Le pied va où le cœur le mène

(proverbe tunisien)

Nous pouvons raconter notre histoire à partir de nos pieds. Imaginons quelques instants que nous soyons en tête à tête avec nos pieds ; nous y verrions nos douleurs, nos peurs, nos souffrances, nos faiblesses et nos émotions, bref notre vie.

En Afrique, et tout particulièrement à Madagascar, les pieds ne sont pas à l’abri, confinés dans des chaussures mais le plus souvent chaussés dans de simples sandales à l’air libre ou nus en contact direct avec la terre. Plus d’une fois, il m’est arrivé dans la rue d’être en arrêt devant les pas d’un pousse-pousse malgache. Fatigués par les divers terrains qu’ils foulent, les pieds de ces transporteurs infatigables nous parlent. Il suffit de regarder leurs orteils rabougris. Répartis de manière anarchique comme des soldats en déroute, les orteils subissent les aspérités des pavés brûlants de la ville, portent avec eux les traces des accidents de parcours rencontrés sur des chemins boueux ou caillouteux du pays. Recroquevillés sur eux-mêmes, ils semblent ne plus savoir où aller pour fuir leur vie de labeur. Le pied quant à lui s’est affaissé avec le temps, gonflés par les fortes chaleurs, déformés, calleux ou décharnés subissant chaque jour les charges imposées par le pousse pousse.

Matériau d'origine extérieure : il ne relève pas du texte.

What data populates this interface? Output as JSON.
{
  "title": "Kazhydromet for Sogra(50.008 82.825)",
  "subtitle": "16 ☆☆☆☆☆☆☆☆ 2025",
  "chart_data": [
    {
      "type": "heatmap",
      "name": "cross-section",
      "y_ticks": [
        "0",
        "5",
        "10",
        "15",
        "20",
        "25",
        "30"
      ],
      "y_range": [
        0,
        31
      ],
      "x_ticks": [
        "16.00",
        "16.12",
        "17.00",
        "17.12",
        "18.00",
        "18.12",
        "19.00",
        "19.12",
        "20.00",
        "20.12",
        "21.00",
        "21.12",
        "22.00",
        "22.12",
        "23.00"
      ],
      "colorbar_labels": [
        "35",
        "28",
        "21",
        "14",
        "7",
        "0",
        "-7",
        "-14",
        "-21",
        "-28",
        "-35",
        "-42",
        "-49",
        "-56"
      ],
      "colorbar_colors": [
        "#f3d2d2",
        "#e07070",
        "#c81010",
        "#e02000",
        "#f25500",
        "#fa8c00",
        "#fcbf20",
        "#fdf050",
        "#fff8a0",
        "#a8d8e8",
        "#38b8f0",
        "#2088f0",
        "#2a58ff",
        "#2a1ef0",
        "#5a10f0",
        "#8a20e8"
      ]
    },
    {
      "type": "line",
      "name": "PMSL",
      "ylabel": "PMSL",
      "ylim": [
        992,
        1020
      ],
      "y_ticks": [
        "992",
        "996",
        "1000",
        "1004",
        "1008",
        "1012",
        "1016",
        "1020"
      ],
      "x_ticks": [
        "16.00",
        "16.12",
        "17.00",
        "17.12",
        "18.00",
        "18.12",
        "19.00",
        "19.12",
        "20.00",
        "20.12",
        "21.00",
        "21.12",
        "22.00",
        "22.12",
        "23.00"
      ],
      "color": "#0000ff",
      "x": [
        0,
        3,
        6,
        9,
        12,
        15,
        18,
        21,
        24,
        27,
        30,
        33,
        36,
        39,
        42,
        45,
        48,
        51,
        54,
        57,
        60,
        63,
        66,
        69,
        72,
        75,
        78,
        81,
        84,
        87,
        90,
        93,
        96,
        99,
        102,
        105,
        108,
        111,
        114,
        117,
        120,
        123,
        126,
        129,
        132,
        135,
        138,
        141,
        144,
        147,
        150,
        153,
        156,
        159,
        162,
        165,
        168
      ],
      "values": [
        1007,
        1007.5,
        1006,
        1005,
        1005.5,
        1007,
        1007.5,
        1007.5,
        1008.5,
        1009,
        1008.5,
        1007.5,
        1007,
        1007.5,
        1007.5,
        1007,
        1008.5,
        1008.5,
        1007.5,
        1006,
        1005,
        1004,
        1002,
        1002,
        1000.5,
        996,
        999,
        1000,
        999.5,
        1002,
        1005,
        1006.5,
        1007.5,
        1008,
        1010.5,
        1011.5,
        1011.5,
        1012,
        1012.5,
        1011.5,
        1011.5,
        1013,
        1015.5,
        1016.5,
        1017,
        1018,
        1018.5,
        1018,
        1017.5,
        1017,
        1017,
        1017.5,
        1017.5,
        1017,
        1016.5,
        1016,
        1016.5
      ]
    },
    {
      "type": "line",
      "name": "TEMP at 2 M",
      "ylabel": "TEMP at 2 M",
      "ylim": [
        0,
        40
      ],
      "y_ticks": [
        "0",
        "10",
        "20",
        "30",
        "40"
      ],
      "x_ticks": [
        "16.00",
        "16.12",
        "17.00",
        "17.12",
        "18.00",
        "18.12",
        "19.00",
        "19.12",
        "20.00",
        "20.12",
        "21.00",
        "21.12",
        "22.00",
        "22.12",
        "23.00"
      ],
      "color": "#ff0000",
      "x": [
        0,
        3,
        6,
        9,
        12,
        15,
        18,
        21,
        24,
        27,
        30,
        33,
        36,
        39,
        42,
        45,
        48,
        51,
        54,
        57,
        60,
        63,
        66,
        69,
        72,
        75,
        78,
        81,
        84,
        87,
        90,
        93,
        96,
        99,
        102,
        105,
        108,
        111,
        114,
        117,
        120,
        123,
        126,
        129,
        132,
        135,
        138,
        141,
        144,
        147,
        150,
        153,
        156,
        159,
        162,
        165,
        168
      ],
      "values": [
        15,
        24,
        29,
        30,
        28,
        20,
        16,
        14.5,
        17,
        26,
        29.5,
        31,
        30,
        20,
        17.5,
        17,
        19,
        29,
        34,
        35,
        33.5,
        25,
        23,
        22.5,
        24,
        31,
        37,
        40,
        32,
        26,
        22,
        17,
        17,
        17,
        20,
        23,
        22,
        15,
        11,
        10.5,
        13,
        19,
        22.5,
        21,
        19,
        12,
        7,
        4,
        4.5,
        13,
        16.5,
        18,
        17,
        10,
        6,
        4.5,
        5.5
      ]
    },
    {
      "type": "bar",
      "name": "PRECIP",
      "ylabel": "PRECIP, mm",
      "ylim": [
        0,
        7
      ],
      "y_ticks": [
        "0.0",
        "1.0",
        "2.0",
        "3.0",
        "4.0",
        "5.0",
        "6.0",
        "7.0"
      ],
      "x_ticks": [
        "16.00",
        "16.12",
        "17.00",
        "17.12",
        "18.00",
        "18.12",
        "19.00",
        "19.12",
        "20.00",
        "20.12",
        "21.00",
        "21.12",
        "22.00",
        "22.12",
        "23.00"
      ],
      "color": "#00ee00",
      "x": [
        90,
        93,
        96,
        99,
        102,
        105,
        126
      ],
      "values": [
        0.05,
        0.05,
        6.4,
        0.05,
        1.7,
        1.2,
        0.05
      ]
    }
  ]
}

Par simple observation photographique, j’ai voulu montrer à travers les pieds des travailleurs malgaches, le reflet de ce qu’ils ont vécu. Restituant par leur aspects (forme, cicatrice) des informations en lien avec leurs chemins parcourus à travers les routes, les pieds sont la mémoire en marche de chacun d’entre eux.